VwGH vom 26.04.2000, 96/14/0176
Betreff
Der Verwaltungsgerichtshof hat durch den Vorsitzenden Senatspräsident Dr. Weiss und die Hofräte Mag. Heinzl, Dr. Zorn, Dr. Robl und Dr. Büsser als Richter, im Beisein der Schriftführerin Dr. Doralt, über die Beschwerde des VF in W, vertreten durch Dr. Michael Peschl, Rechtsanwalt in 1090 Wien, Rummelhardtgasse 3/16, gegen den Bescheid der Finanzlandesdirektion für Wien, Niederösterreich und Burgenland vom , Zl. GA 8 - 2313/96, betreffend Aufhebung der Arbeitnehmerveranlagung für das Jahr 1994 gemäß § 299 Abs. 2 BAO und Zurückweisung der Berufung gegen die Arbeitnehmerveranlagung 1994, zu Recht erkannt:
Spruch
Die Beschwerde wird als unbegründet abgewiesen.
Der Beschwerdeführer hat dem Bund Aufwendungen in der Höhe von S 4.565,-- binnen zwei Wochen bei sonstiger Exekution zu ersetzen.
Begründung
Der Beschwerdeführer wurde mit Bescheid vom zur Einkommensteuer für das Streitjahr veranlagt. Durch die Verteilung der vom 1. Juni bis erzielten und dem Lohnsteuerabzug unterzogenen Einkünfte auf den gesamten Veranlagungszeitraum ergab sich eine Gutschrift in Höhe von S 16.917,--. Der Begründung dieses Bescheides ist zu entnehmen, dass bei der Veranlagung der Pauschbetrag für Werbungskosten in Höhe von S 1.800,-- berücksichtigt worden sei, da die vom Beschwerdeführer geltend gemachten Werbungskosten von S 629,-- diesen Pauschbetrag nicht überstiegen hätten.
Am reichte der Beschwerdeführer eine mit
"2. Antrag" versehene weitere Erklärung zur Durchführung der Arbeitnehmerveranlagung für das Jahr 1994 ein. Darin machte er erstmals Werbungskosten aus dem Titel der doppelten Haushaltsführung (Familienheimfahrten S 23.220,-- und Wohnungsaufwand S 16.800,--) geltend. Das Finanzamt nahm dies zum Anlass, das Verfahren hinsichtlich Einkommensteuer 1994 gemäß § 303 Abs. 4 BAO von Amts wegen wieder aufzunehmen. Gleichzeitig erging ein neuer Einkommensteuerbescheid, in dem die Steuergutschrift wiederum mit S 16.917,-- festgesetzt und begründend darauf hingewiesen wurde, dass den Pauschbetrag für Werbungskosten übersteigende Aufwendungen nicht zu berücksichtigen seien, da der Familienwohnsitz des Beschwerdeführers nicht so weit von seiner Arbeitsstätte entfernt liege, dass eine tägliche Rückkehr nicht zugemutet werden könne.

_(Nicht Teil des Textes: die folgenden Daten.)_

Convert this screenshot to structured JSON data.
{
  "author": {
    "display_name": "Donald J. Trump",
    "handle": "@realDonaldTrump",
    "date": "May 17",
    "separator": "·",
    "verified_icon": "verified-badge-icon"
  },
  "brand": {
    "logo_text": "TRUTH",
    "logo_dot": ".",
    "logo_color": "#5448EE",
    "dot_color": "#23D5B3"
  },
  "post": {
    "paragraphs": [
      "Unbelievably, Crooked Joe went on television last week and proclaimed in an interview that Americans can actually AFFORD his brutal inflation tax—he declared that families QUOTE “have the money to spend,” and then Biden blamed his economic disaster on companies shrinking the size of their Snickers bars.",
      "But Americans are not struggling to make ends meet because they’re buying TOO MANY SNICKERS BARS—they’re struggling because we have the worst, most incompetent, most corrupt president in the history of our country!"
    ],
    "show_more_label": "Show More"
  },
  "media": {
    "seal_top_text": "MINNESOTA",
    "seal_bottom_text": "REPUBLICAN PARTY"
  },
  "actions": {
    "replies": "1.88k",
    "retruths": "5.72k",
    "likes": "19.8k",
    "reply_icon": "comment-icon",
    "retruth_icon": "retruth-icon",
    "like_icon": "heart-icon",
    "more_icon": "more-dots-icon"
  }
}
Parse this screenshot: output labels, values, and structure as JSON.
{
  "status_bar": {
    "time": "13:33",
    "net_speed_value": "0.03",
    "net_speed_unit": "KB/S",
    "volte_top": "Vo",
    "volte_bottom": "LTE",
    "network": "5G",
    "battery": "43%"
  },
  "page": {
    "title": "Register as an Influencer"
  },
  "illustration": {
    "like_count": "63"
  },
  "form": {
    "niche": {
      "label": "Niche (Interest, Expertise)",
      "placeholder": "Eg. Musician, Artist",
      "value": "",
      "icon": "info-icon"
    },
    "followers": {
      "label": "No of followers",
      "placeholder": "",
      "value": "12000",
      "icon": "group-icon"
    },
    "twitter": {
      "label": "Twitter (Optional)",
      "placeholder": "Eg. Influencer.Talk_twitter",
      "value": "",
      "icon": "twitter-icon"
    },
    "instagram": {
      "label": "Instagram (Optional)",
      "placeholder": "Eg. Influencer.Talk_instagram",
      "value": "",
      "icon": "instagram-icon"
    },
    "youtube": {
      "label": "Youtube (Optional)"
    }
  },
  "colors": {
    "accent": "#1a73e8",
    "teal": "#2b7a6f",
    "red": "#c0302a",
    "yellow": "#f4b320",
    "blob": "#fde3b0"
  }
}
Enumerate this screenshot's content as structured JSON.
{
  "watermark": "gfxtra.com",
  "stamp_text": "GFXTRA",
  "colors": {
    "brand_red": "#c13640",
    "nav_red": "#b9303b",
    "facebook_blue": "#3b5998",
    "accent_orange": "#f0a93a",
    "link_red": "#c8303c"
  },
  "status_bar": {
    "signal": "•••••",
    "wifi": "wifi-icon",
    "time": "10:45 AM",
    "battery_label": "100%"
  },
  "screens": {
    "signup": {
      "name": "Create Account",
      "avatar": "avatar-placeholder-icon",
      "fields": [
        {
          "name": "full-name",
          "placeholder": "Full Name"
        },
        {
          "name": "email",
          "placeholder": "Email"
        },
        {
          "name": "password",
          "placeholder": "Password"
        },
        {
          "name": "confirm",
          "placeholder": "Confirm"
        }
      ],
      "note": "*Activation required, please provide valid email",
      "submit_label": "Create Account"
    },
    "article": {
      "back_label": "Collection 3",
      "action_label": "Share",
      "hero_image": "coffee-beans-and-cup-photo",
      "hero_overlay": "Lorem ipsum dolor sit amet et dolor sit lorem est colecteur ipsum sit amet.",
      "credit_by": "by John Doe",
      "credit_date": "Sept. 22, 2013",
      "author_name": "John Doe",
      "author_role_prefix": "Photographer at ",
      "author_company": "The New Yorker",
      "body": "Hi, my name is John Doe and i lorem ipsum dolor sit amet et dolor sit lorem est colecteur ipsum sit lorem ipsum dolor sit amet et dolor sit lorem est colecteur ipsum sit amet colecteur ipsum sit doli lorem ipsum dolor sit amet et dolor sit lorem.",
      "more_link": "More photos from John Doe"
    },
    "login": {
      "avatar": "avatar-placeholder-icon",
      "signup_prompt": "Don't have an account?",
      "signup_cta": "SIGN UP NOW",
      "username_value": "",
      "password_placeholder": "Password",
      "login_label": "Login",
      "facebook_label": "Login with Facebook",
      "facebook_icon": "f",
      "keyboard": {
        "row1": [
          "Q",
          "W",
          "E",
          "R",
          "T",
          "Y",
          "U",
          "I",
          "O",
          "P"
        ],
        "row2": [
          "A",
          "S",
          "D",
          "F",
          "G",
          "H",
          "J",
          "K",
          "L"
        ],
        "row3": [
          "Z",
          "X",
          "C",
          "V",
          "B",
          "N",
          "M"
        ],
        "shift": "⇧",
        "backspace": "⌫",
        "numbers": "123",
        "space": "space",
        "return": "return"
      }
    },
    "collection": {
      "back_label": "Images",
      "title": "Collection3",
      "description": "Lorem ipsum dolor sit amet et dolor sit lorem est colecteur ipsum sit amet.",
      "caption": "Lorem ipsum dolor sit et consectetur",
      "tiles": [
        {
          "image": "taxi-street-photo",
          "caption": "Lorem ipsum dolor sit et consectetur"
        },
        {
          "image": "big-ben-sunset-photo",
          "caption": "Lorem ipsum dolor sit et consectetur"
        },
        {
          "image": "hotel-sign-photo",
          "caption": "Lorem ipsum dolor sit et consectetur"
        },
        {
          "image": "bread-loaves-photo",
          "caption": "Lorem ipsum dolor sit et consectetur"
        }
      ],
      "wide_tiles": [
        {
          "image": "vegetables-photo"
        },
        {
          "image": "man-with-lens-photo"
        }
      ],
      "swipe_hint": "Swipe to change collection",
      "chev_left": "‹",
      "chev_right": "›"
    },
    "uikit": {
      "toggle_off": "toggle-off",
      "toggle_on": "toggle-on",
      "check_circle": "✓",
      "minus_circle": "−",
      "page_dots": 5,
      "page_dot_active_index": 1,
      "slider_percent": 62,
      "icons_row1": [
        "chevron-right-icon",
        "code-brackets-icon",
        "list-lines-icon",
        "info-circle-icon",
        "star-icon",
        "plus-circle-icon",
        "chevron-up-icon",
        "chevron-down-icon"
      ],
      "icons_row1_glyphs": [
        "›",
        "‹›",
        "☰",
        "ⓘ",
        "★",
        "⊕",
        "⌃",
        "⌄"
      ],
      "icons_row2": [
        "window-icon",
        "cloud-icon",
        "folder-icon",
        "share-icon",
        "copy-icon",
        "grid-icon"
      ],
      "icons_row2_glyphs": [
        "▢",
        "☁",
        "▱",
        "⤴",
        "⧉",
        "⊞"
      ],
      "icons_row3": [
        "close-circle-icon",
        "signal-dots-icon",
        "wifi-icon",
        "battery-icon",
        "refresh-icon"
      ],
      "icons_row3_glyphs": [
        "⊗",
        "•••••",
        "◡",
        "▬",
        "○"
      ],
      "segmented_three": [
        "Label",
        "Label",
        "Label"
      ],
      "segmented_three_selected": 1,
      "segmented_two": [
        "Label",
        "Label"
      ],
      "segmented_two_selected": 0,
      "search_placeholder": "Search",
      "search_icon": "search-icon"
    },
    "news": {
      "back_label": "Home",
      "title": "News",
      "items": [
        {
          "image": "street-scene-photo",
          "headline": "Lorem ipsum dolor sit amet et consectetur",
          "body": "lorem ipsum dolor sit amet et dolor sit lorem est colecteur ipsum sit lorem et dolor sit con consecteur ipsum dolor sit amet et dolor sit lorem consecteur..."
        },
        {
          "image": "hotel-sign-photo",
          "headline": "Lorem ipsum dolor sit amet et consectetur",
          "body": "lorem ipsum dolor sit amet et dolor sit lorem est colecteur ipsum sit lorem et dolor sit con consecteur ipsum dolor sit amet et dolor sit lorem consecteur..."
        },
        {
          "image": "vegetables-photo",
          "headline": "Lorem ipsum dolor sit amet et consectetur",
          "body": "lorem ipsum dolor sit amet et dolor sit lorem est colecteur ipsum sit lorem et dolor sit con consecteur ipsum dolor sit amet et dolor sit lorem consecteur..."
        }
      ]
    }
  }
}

Der Beschwerdeführer erhob in der Folge Berufung lediglich gegen den Sachbescheid. Aus näher dargelegten Gründen sei ihm die tägliche Heimkehr - auch wenn die Entfernung zu seinem Familienwohnsitz lediglich 90 km betrage - nicht zumutbar. Nach abweisender Berufungsvorentscheidung stellte der Beschwerdeführer den Antrag auf Entscheidung über die Berufung durch die Abgabenbehörde zweiter Instanz.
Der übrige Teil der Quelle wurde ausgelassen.